İngiltere London West End’de 10 yıldır kapalı gişe oynayan Shakespeare’in Bütün Eserleri (Hafif Kısaltmış) ilk kez Türkiye’de sahnelendi.
RÖPORTAJ | GÜLİZAR ŞAHİN
Tiyatrokeyfi’nin ikinci projesi olan oyunda tiyatro hakkında hiçbir şey bilmeyen 3 kişinin Shakespeare’in eserlerini 1 saatte oynama çabaları konu ediliyor. Biz de Tiyatro Keyfi'nin kurucusu ve oyunun yönetmeni Kemal Başar ve oyunun başarılı oyuncuları Mesut Yılmaz, Kerem Musligil ve Kemal Erdural ile konustuk.
Tiyatro Keyfi nasıl bir birikimden sonra kuruldu?
Tiyatro oyunculuğuna ara verip tamamen yönetmenlik yaptığımdan beri yani en az 15 yıldır devlet yardımı almayan, özgür bir tiyatro kurmayı planlıyordum. Avrupa’da Romeo ve Juliet gibi, Hamlet gibi, Bir Anarşistin Kaza Sonucu Ölümü gibi pek çok oyun yönettim, birçok festivalin danışmanlığını yaptım, ciddi tiyatro insanlarıyla halen sürekli iletişim halindeyim. Yani Avrupa tiyatrosundaki çağdaş akımların farkındayım, içindeyim. Oyunlarımızı bizim kültürümüzden, çoğu kez orta oyunundan yola çıkan bir yapıyla kurmak ve bu minimalist yapıyla görkemli dekorların kurulduğu, yüzlerce kişinin yer aldığı prodüksiyonları marifetmiş gibi yapan ödenekli tiyatrolarla başa çıkmak ve nitelikli çağdaş tiyatro örnekleri vermek, başlıca hedefimiz. Henüz yeni kurulduk, birkaç senede başaracağız, bundan eminim. Bunun yanı sıra konservatuarlar dahil her tiyatro okulunda verilen taklitçi, öğrencinin eğitmenin gödterdiğini yapmaya çalıştığı ve onu ne kadar iyi taklit ederse o kadar başarılı sayıldığı, pek çok tanınmış tiyatrocunun birlikte, kendine göre tiyatro anlattığı harcıalem, bireysel yaratıcılığı, öğrencinin kendini tanımasına, birey olarak varolmasına sekte vuran tiyatro eğitimine de karşıyız. Bizde eğitimler tiyatronun gelişmiş olduğu ülkelerdeki gibi tek bir eğitmenin atölyeleri şeklinde... O eğitmene kendi seçtiği, dallarında yetkin isimler eşlik ediyor. Reha Özcan ve Kemal Başar Oyunculuk Atölyelerimize ciddi sayıda başvuru var, bundan mutluyuz. Başka tiyatro insanlarının atölyeleri de sırada… İlgilenenlerin adresine bir e.posta atması yeterli.

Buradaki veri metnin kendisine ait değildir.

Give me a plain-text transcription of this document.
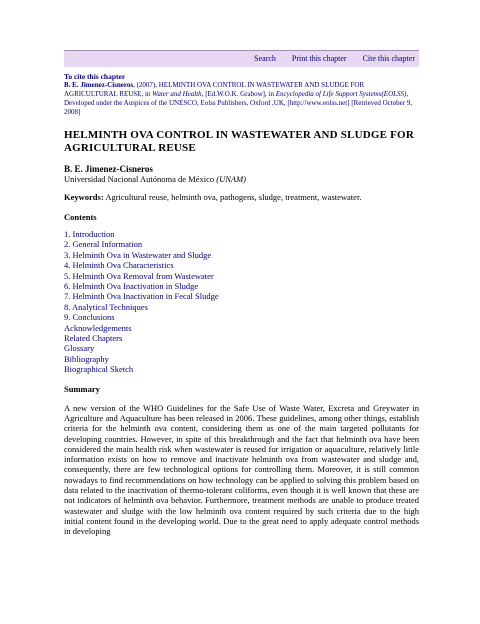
Search Print this chapter Cite this chapter

To cite this chapter

B. E. Jimenez-Cisneros, (2007), HELMINTH OVA CONTROL IN WASTEWATER AND SLUDGE FOR AGRICULTURAL REUSE, in Water and Health, [Ed.W.O.K. Grabow], in Encyclopedia of Life Support Systems(EOLSS), Developed under the Auspices of the UNESCO, Eolss Publishers, Oxford ,UK, [http://www.eolss.net] [Retrieved October 9, 2008]

HELMINTH OVA CONTROL IN WASTEWATER AND SLUDGE FOR AGRICULTURAL REUSE

B. E. Jimenez-Cisneros

Universidad Nacional Autónoma de México (UNAM)

Keywords: Agricultural reuse, helminth ova, pathogens, sludge, treatment, wastewater.

Contents

1. Introduction
2. General Information
3. Helminth Ova in Wastewater and Sludge
4. Helminth Ova Characteristics
5. Helminth Ova Removal from Wastewater
6. Helminth Ova Inactivation in Sludge
7. Helminth Ova Inactivation in Fecal Sludge
8. Analytical Techniques
9. Conclusions
Acknowledgements
Related Chapters
Glossary
Bibliography
Biographical Sketch

Summary

A new version of the WHO Guidelines for the Safe Use of Waste Water, Excreta and Greywater in Agriculture and Aquaculture has been released in 2006. These guidelines, among other things, establish criteria for the helminth ova content, considering them as one of the main targeted pollutants for developing countries. However, in spite of this breakthrough and the fact that helminth ova have been considered the main health risk when wastewater is reused for irrigation or aquaculture, relatively little information exists on how to remove and inactivate helminth ova from wastewater and sludge and, consequently, there are few technological options for controlling them. Moreover, it is still common nowadays to find recommendations on how technology can be applied to solving this problem based on data related to the inactivation of thermo-tolerant coliforms, even though it is well known that these are not indicators of helminth ova behavior. Furthermore, treatment methods are unable to produce treated wastewater and sludge with the low helminth ova content required by such criteria due to the high initial content found in the developing world. Due to the great need to apply adequate control methods in developing
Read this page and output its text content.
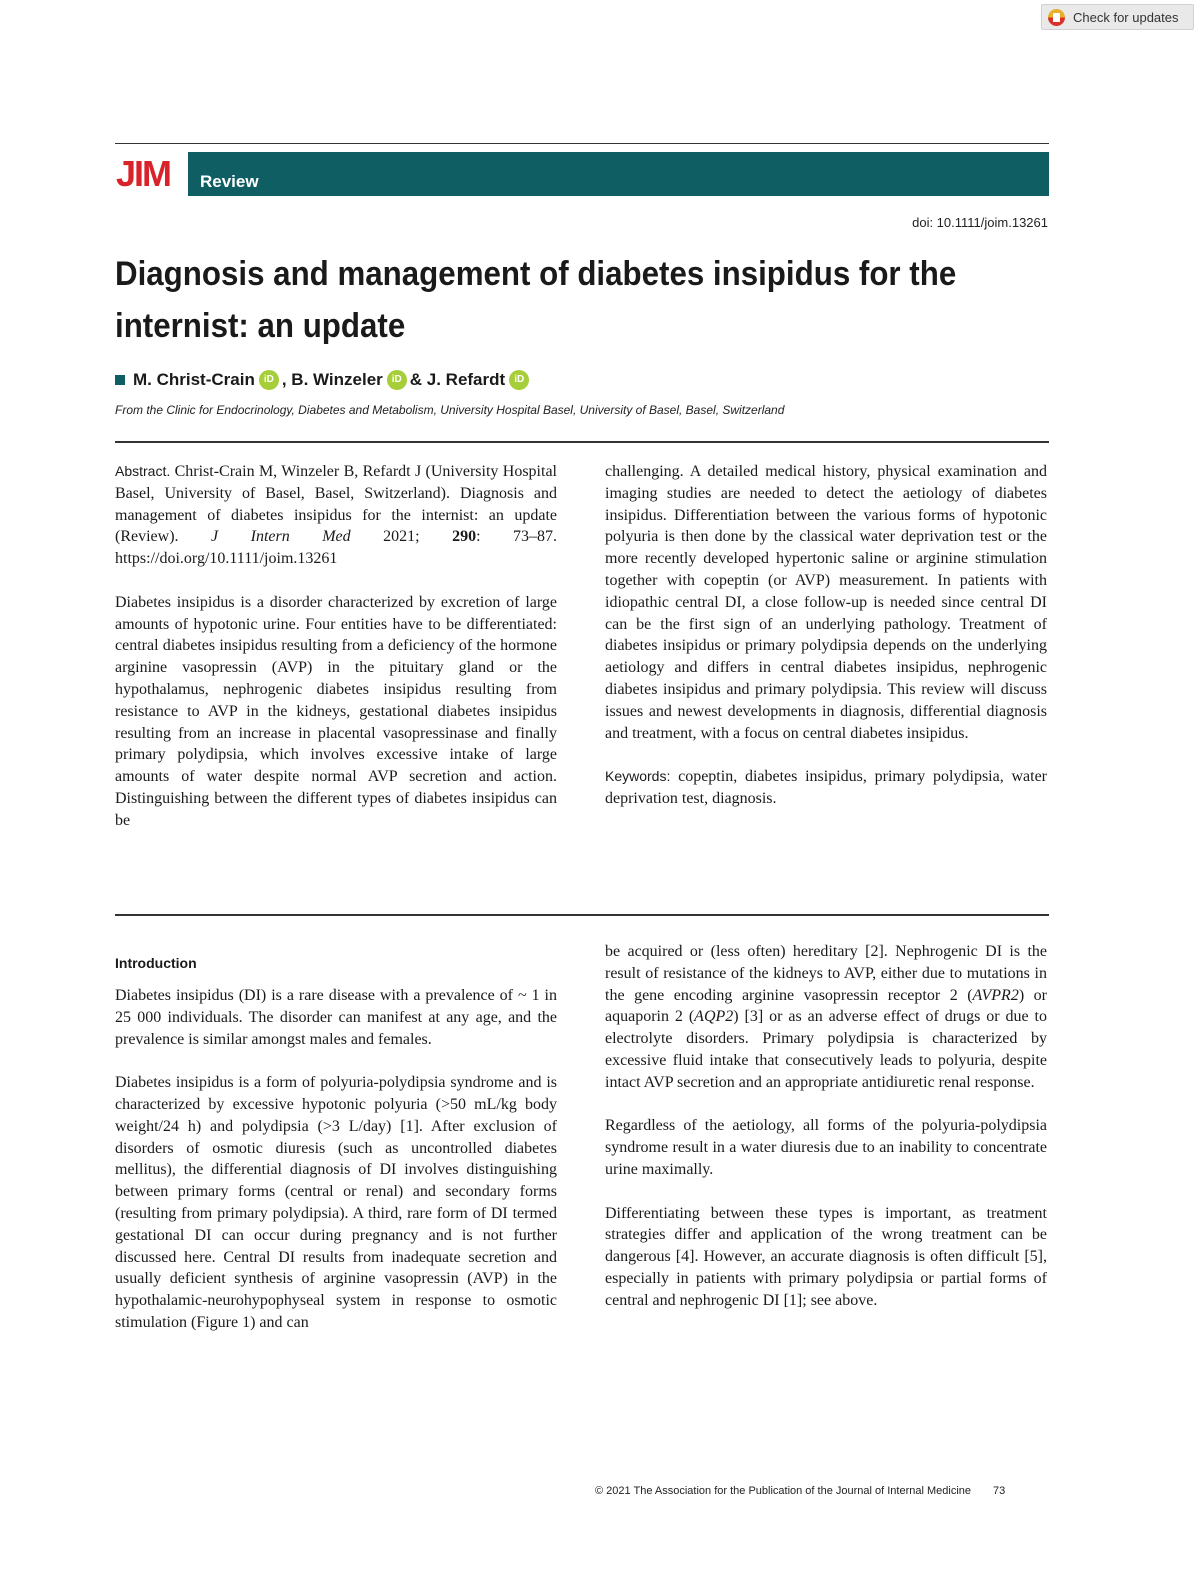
Check for updates
JIM	Review
doi: 10.1111/joim.13261
Diagnosis and management of diabetes insipidus for the internist: an update
M. Christ-Crain iD , B. Winzeler iD & J. Refardt iD
From the Clinic for Endocrinology, Diabetes and Metabolism, University Hospital Basel, University of Basel, Basel, Switzerland

Abstract. Christ-Crain M, Winzeler B, Refardt J (University Hospital Basel, University of Basel, Basel, Switzerland). Diagnosis and management of diabetes insipidus for the internist: an update (Review). J Intern Med 2021; 290: 73–87. https://doi.org/10.1111/joim.13261

Diabetes insipidus is a disorder characterized by excretion of large amounts of hypotonic urine. Four entities have to be differentiated: central diabetes insipidus resulting from a deficiency of the hormone arginine vasopressin (AVP) in the pituitary gland or the hypothalamus, nephrogenic diabetes insipidus resulting from resistance to AVP in the kidneys, gestational diabetes insipidus resulting from an increase in placental vasopressinase and finally primary polydipsia, which involves excessive intake of large amounts of water despite normal AVP secretion and action. Distinguishing between the different types of diabetes insipidus can be

challenging. A detailed medical history, physical examination and imaging studies are needed to detect the aetiology of diabetes insipidus. Differentiation between the various forms of hypotonic polyuria is then done by the classical water deprivation test or the more recently developed hypertonic saline or arginine stimulation together with copeptin (or AVP) measurement. In patients with idiopathic central DI, a close follow-up is needed since central DI can be the first sign of an underlying pathology. Treatment of diabetes insipidus or primary polydipsia depends on the underlying aetiology and differs in central diabetes insipidus, nephrogenic diabetes insipidus and primary polydipsia. This review will discuss issues and newest developments in diagnosis, differential diagnosis and treatment, with a focus on central diabetes insipidus.

Keywords: copeptin, diabetes insipidus, primary polydipsia, water deprivation test, diagnosis.

Introduction

Diabetes insipidus (DI) is a rare disease with a prevalence of ~ 1 in 25 000 individuals. The disorder can manifest at any age, and the prevalence is similar amongst males and females.

Diabetes insipidus is a form of polyuria-polydipsia syndrome and is characterized by excessive hypotonic polyuria (>50 mL/kg body weight/24 h) and polydipsia (>3 L/day) [1]. After exclusion of disorders of osmotic diuresis (such as uncontrolled diabetes mellitus), the differential diagnosis of DI involves distinguishing between primary forms (central or renal) and secondary forms (resulting from primary polydipsia). A third, rare form of DI termed gestational DI can occur during pregnancy and is not further discussed here. Central DI results from inadequate secretion and usually deficient synthesis of arginine vasopressin (AVP) in the hypothalamic-neurohypophyseal system in response to osmotic stimulation (Figure 1) and can

be acquired or (less often) hereditary [2]. Nephrogenic DI is the result of resistance of the kidneys to AVP, either due to mutations in the gene encoding arginine vasopressin receptor 2 (AVPR2) or aquaporin 2 (AQP2) [3] or as an adverse effect of drugs or due to electrolyte disorders. Primary polydipsia is characterized by excessive fluid intake that consecutively leads to polyuria, despite intact AVP secretion and an appropriate antidiuretic renal response.

Regardless of the aetiology, all forms of the polyuria-polydipsia syndrome result in a water diuresis due to an inability to concentrate urine maximally.

Differentiating between these types is important, as treatment strategies differ and application of the wrong treatment can be dangerous [4]. However, an accurate diagnosis is often difficult [5], especially in patients with primary polydipsia or partial forms of central and nephrogenic DI [1]; see above.

© 2021 The Association for the Publication of the Journal of Internal Medicine 73
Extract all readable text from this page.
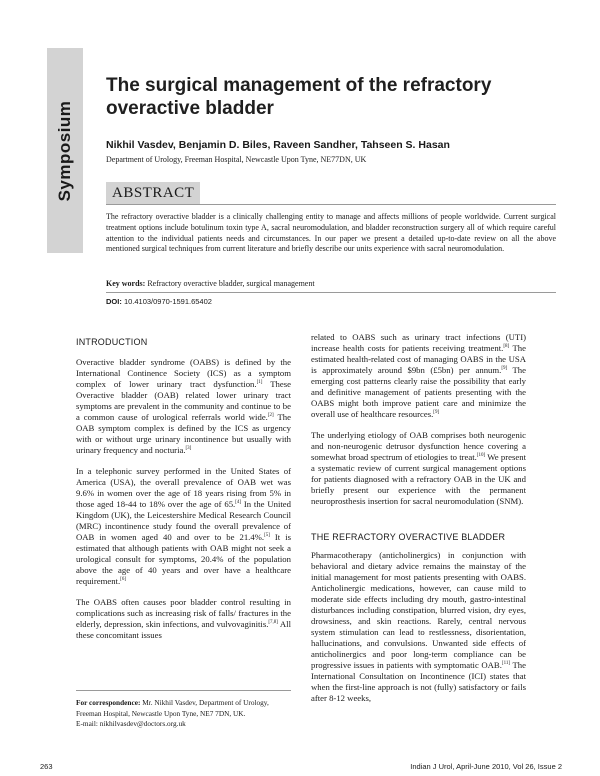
Symposium
The surgical management of the refractory overactive bladder
Nikhil Vasdev, Benjamin D. Biles, Raveen Sandher, Tahseen S. Hasan
Department of Urology, Freeman Hospital, Newcastle Upon Tyne, NE77DN, UK
ABSTRACT

The refractory overactive bladder is a clinically challenging entity to manage and affects millions of people worldwide. Current surgical treatment options include botulinum toxin type A, sacral neuromodulation, and bladder reconstruction surgery all of which require careful attention to the individual patients needs and circumstances. In our paper we present a detailed up-to-date review on all the above mentioned surgical techniques from current literature and briefly describe our units experience with sacral neuromodulation.

Key words: Refractory overactive bladder, surgical management

DOI: 10.4103/0970-1591.65402
INTRODUCTION

Overactive bladder syndrome (OABS) is defined by the International Continence Society (ICS) as a symptom complex of lower urinary tract dysfunction.[1] These Overactive bladder (OAB) related lower urinary tract symptoms are prevalent in the community and continue to be a common cause of urological referrals world wide.[2] The OAB symptom complex is defined by the ICS as urgency with or without urge urinary incontinence but usually with urinary frequency and nocturia.[3]

In a telephonic survey performed in the United States of America (USA), the overall prevalence of OAB wet was 9.6% in women over the age of 18 years rising from 5% in those aged 18-44 to 18% over the age of 65.[4] In the United Kingdom (UK), the Leicestershire Medical Research Council (MRC) incontinence study found the overall prevalence of OAB in women aged 40 and over to be 21.4%.[5] It is estimated that although patients with OAB might not seek a urological consult for symptoms, 20.4% of the population above the age of 40 years and over have a healthcare requirement.[6]

The OABS often causes poor bladder control resulting in complications such as increasing risk of falls/ fractures in the elderly, depression, skin infections, and vulvovaginitis.[7,8] All these concomitant issues

related to OABS such as urinary tract infections (UTI) increase health costs for patients receiving treatment.[8] The estimated health-related cost of managing OABS in the USA is approximately around $9bn (£5bn) per annum.[9] The emerging cost patterns clearly raise the possibility that early and definitive management of patients presenting with the OABS might both improve patient care and minimize the overall use of healthcare resources.[9]

The underlying etiology of OAB comprises both neurogenic and non-neurogenic detrusor dysfunction hence covering a somewhat broad spectrum of etiologies to treat.[10] We present a systematic review of current surgical management options for patients diagnosed with a refractory OAB in the UK and briefly present our experience with the permanent neuroprosthesis insertion for sacral neuromodulation (SNM).

THE REFRACTORY OVERACTIVE BLADDER

Pharmacotherapy (anticholinergics) in conjunction with behavioral and dietary advice remains the mainstay of the initial management for most patients presenting with OABS. Anticholinergic medications, however, can cause mild to moderate side effects including dry mouth, gastro-intestinal disturbances including constipation, blurred vision, dry eyes, drowsiness, and skin reactions. Rarely, central nervous system stimulation can lead to restlessness, disorientation, hallucinations, and convulsions. Unwanted side effects of anticholinergics and poor long-term compliance can be progressive issues in patients with symptomatic OAB.[11] The International Consultation on Incontinence (ICI) states that when the first-line approach is not (fully) satisfactory or fails after 8-12 weeks,

For correspondence: Mr. Nikhil Vasdev, Department of Urology, Freeman Hospital, Newcastle Upon Tyne, NE7 7DN, UK.
E-mail: nikhilvasdev@doctors.org.uk

263	Indian J Urol, April-June 2010, Vol 26, Issue 2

Shakespare'nin Bütün Eserleri- Hafif Kısaltılmış oyunu fikri nasıl gelişti ve gerçekleşti?
Eser Londra’da 10 seneyi aşkındır kapalı gişe oynuyor. Ben de Londra’da seyrettiğimde hayran kalmıştım. Tiyatroyu kuracağım belli olduğunda ilk eserlerimizden Rain Man’le birlikte onun da telifini aldım. Ciddi bir dramaturji çalışması yapıp bize uygun hale getirdim metni öncelikle. Kapitalizmin hüküm sürdüğü dünyada bugünün gençleri genellikle kolaycı, her şey hemen, az emek sarfederek olsun istiyorlar. Bunu tiyatro dünyasında da görüyoruz. Yalapşap işler, hemen ünlü olmak, çok kazanmak isteyen, emeğin değerini bilmeyen gençler… Orijinal metinde üç kendini bilmez oyuncu Shakespeare’in bütün eserlerinin skeçlerini yapıyor. Ben daha ileri gittim, eseri bugünün kolaycılığına bir eleştiri olarak yorumladım. Metinde orijinaline gore ciddi değişiklikler, yer değiştirmeler vs. var. Seyircinin büyük ilgisi beni sevindiriyor.
Shakespare oyunlarına ilginiz nasıl başladı?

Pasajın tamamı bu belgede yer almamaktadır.